Lady at the Piano, Mademoiselle Furbauer; Lady at Spinning Wheel: 

By the nineteenth century in Europe and America, an accomplished woman among the elite classes meant she had to ability for skilled craftwork. In Jane Austen’s 1813 novel Pride and Prejudice, Mr. Darcy says she “must have a thorough knowledge of music, singing, drawing, dancing, all the modern languages, to deserve the word.” For the wealthy, these pursuits showed off skills in social settings, often to make them more desirable for their future husband. For lower classes, spinning, weaving, sewing, and cooking were all trades that women had to know to provide for their family. In either class, women’s work was often not lauded as creative, but either as something divertive meant as recitation of approved works, or necessary to give direct consumables to their families. Conversely, composers who played in front of crowds or textile designers who ran successful businesses were mostly men. While women’s pursuits were lifted up as a feminine ideal in visual art, artists often do not provide us with names of these women as they are often seen as archetypes, even if they were made with individual models.

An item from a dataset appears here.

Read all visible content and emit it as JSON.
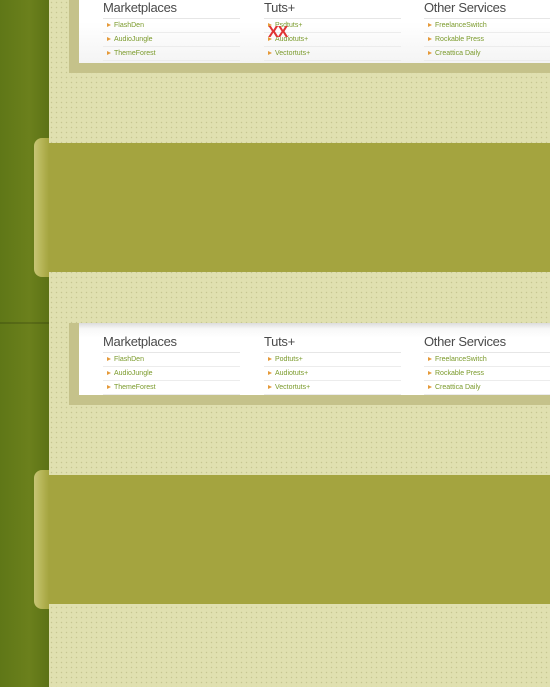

Violinist; Young Gypsy Girl with Broken Guitar:

Often models used for street photography come from low or marginalized classes and are given descriptions instead of names. The act of providing a name makes that person unique and individualized. Portraits are those of power—the rich and famous, those making history—are named. Clergue’s image of traveling entertainers in doorways and with broken instruments are indicative of these subjects. While he captures aspects of their individuality and the motion in their performance, they remain unnamed, alluding instead to their low status in society. 

Odeon Pretty Woman:
In this image’s title, Ferrato references the 1990 movie Pretty Woman, perhaps because this woman she sees looks similar to its lead Julia Roberts. Odeon is a famous Tribeca restaurant known for being an artist haven to New York stars like Jean-Michel Basquiat, John Belushi, Robert DeNiro, Andy Warhol, and Tom Wolfe. But Donna Ferrato—whose work often deals with feminism and identity—is purposefully framing the gaze from inside, behind blinds, distancing herself from the woman at the table in a way that seems to be directly commenting on how the male gaze is a common undercurrent in the many images we view of unnamed pretty women.